The president targeted Harvard and several other leading universities, alleging they did not do enough to protect Jewish students during campus protests against the war in Gaza.
Harvard’s president, Alan Garber, acknowledged anti-Semitic and anti-Muslim prejudice accompanied some of last year’s protests.
“I’m sorry for the moments when we failed to meet the high expectations we rightfully set for our community,” he said. “Harvard cannot, and will not, abide bigotry.”
Harvard has been one of the few institutions to defy the Trump administration’s heavy-handed tactics, citing First Amendment concerns, among other issues. As the school seeks legal redress, the White House has reportedly threatened to cancel all federal contracts with the university, worth an estimated $100 million annually.
Harvard has already lost $2.6 billion in federal research grants canceled by the government.
But according to First Lady Melania Trump, the whispers about a Trump family feud with Harvard have no merit.
“Barron did not apply to Harvard, and any assertion that he, or that anyone on his behalf, applied is completely false,” said Nick Clemens, spokesperson for the Office of the First Lady.
In 2024, Barron’s father, a graduate from the Wharton School of Finance and Commerce at the University of Pennsylvania, bragged on the campaign trail that his youngest son “got into every college he wanted to. He made his choice, and he is a very good guy.”

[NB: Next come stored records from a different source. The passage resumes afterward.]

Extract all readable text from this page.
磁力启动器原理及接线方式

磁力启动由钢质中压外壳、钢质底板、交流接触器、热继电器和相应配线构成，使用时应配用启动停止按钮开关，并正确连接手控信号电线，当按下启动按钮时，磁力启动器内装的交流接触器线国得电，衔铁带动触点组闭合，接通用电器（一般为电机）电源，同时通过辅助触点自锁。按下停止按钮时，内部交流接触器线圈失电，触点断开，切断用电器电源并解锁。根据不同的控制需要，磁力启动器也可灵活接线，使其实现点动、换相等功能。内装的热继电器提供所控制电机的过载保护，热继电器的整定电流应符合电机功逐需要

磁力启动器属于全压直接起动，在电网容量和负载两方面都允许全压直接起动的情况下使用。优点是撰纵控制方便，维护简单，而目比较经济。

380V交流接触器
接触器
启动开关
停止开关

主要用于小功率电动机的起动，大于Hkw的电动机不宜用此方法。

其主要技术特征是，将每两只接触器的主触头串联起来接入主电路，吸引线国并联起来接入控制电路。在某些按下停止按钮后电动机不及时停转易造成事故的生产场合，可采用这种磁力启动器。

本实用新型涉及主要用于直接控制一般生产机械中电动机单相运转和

Meanwhile, the dispute between Trump officials and the Cambridge, Massachusetts, school continues to escalate. The administration has presented Harvard with a list of demands, including ending its diversity, equity and inclusion (DEI) programs, hiring an outside auditor to ensure ideological diversity within the school’s clubs and groups and preventing the admission of any students “hostile to the American values and institutions inscribed in the U.S. Constitution and Declaration of Independence.” A ban on all international students was recently paused by a federal judge’s injunction.
Trump is already claiming victory in the fight, declaring Thursday that “Harvard has to understand the last thing I want to do is hurt them. They’re hurting themselves.”
“They’re fighting. You know, Columbia has been really — they were very, very bad what they’ve done,” Trump said during a tense press conference in the Oval Office. “They’re very anti-Semitic and lots of other things.”
“But they’re working with us on finding a solution, and, you know, they’re taken off that hot seat,” the president concluded. “But Harvard wants to fight. They want to show how smart they are, and they’re getting their ass kicked.”
The showdown has placed Harvard squarely into the culture wars, shaped by loyalty to and against Trump. MAGA devotees announced via social media they were boycotting the university.
One parent with a son about to start med school wrote, “Harvard was an option, but he’s a white male — so we decided to have him go somewhere his skin color wouldn’t hurt his chances of success.”
News of a potential boycott was greeted by mostly chuckles from the left.
“MAGA boycotting Harvard is like me saying I am boycotting Ferrari!” joked one pro-Harvard voice.
Ironically, conservatives, including Republican Sens. Josh Hawley, Ted Cruz and Tom Cotton, and Supreme Court Justice Neil Gorsuch, attended the school figures on the right now demonize as a bastion of Marxist, anti-American beliefs.
Barron Trump, now 19, is expected to graduate with the class of 2028 from NYU.